Explaining what it's like to talk to dead people, Becs says she doesn’t see or feel them all the time, and nor does she want to. "I make space for my spirit, or soul, or conscience, or whatever to rise into space and blend with the spirit. It’s spirit to spirit, and I verbalise what they want to say. It’s a loving, healing process, that’s about sense and a feeling, not seeing or hearing. I get to know them and give them a voice. Really, it’s my job to get totally out the way as much as I can.”

Rebecca Sawyer

Fortunately, Becs has never had a scary experience when contacting the dead. She continues: "In my working environment you don’t get the evil or nasty, because it’s always someone’s son, or granddad, or best friend...I just hope everyone gets what they need."

During the process, Becs picks up all the energy and gets a buzz from it. However, the intense emotions can be draining. When audience members start sobbing, which happens a lot, she often goes to hug them, and upon contact, can feel their pain.

The most emotional experience she's ever had was five years ago. Brace yourself, this story will make the hair on your arms stand up: "A woman’s [dead] nan was talking [to me] about her brother, and the woman said she didn’t have a brother. So I assumed I was wrong, and I moved on. But then, the nan said something [to me] about a baby’s lemon cardigan. When I said that to the woman, she didn’t know what I was talking about and I moved on again. A few minutes later, she said, ‘Oh my God, I forgot my mum had a baby boy who died before I was born. The only thing I have of his is a lemon yellow cardigan that nan knitted.' Then she said, 'I live a few doors away, would you like to see it?' A few minutes later, I was holding the cardigan her dead nan had told me about. Any time I doubt myself, I remember that night."

This is a pic of the yellow cardigan Becs was talking about:

Rebecca Sawyer

As you’d expect, Becs comes across a lot of sceptics, which doesn’t particularly bother her. "I meet people all the time who are adamant that when you’re dead, you’re dead. I say to them, 'That’s your view — when we both die one of us will think the other is right!' Its not my job to change people’s minds." Her brother, it turns out, is a total sceptic. "He's a pilot, very logical and rational.” But he has total respect for her work.

Becs acknowledges that there are plenty of fake mediums out there, who give the sceptics reason to be so and give the industry a bad name. She is philosophical on the subject. "There are always those after a fast buck, in any industry — it’s horrible but it’s the same with any walk of life. And I think people pick up on that."

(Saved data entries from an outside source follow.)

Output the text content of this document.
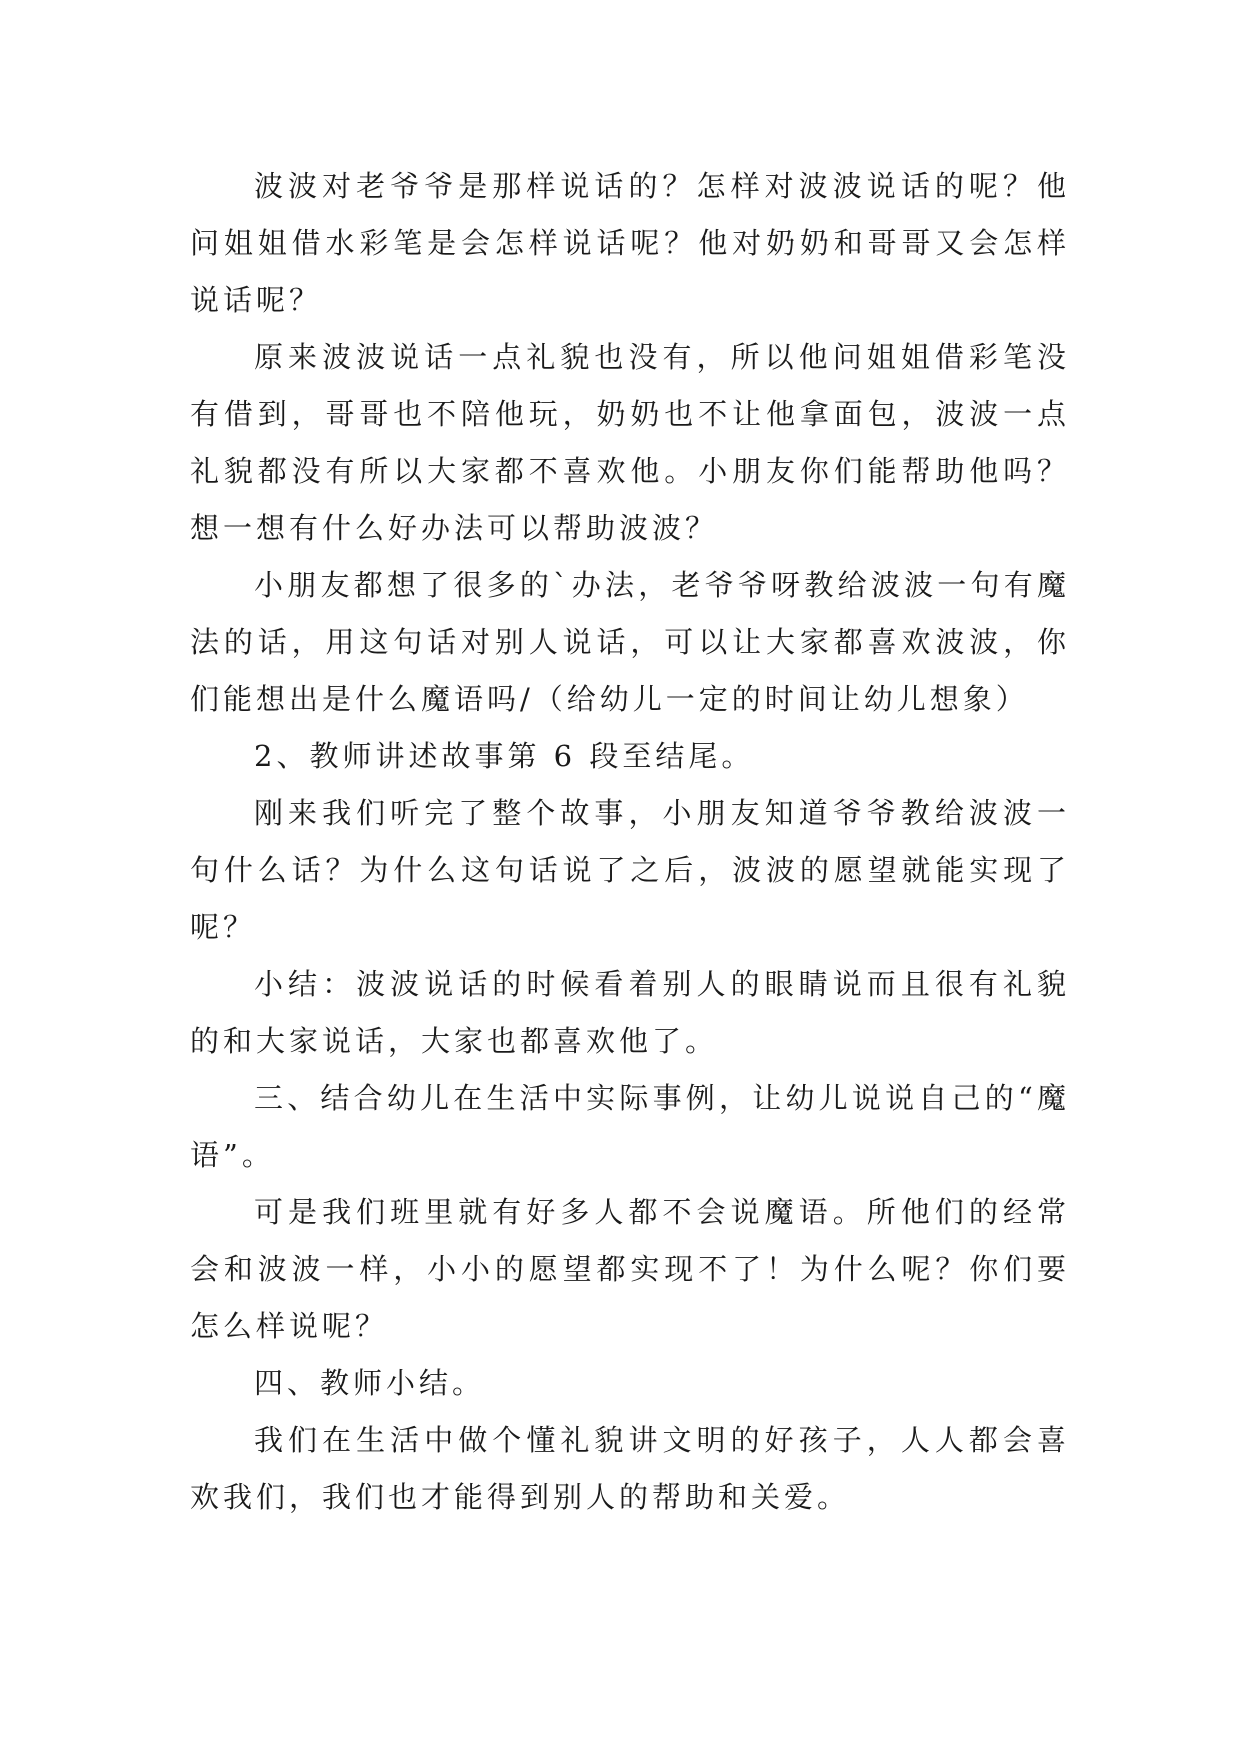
波波对老爷爷是那样说话的？怎样对波波说话的呢？他问姐姐借水彩笔是会怎样说话呢？他对奶奶和哥哥又会怎样说话呢？

原来波波说话一点礼貌也没有，所以他问姐姐借彩笔没有借到，哥哥也不陪他玩，奶奶也不让他拿面包，波波一点礼貌都没有所以大家都不喜欢他。小朋友你们能帮助他吗？想一想有什么好办法可以帮助波波？

小朋友都想了很多的`办法，老爷爷呀教给波波一句有魔法的话，用这句话对别人说话，可以让大家都喜欢波波，你们能想出是什么魔语吗/（给幼儿一定的时间让幼儿想象）

2、教师讲述故事第 6 段至结尾。

刚来我们听完了整个故事，小朋友知道爷爷教给波波一句什么话？为什么这句话说了之后，波波的愿望就能实现了呢？

小结：波波说话的时候看着别人的眼睛说而且很有礼貌的和大家说话，大家也都喜欢他了。

三、结合幼儿在生活中实际事例，让幼儿说说自己的“魔语”。

可是我们班里就有好多人都不会说魔语。所他们的经常会和波波一样，小小的愿望都实现不了！为什么呢？你们要怎么样说呢？

四、教师小结。

我们在生活中做个懂礼貌讲文明的好孩子，人人都会喜欢我们，我们也才能得到别人的帮助和关爱。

So how did Becs become a medium? From a very young age, she knew she wanted to be one: "I grew up always wanting to do it, but I got absolutely nothing when I tried. I’d go to development circles or watch it on telly and just got nothing." I ask Becs what changed that, and when. "It was when I started my trans journey. When I started transitioning gender, it all opened up to me."

As a child assigned male at birth, Becs knew from the age of five that she wasn’t in the right body. In some ways, she says her transition helped her to realise her strengths as a medium. "It made me face stuff, and it made me really non-judgemental. I always say that the best mediums are impassive and know we’re all walking our own paths. It hasn’t made me a better medium, but it’s made me a different type of medium," she says.

I ask Becs what advice she’d give to those looking to become a medium, who believe they have a gift. She suggests certain courses at Essex’s Arthur Findlay College, but is adamant that ultimately, all of us could communicate with souls.

She concludes: "You just have to trust and believe."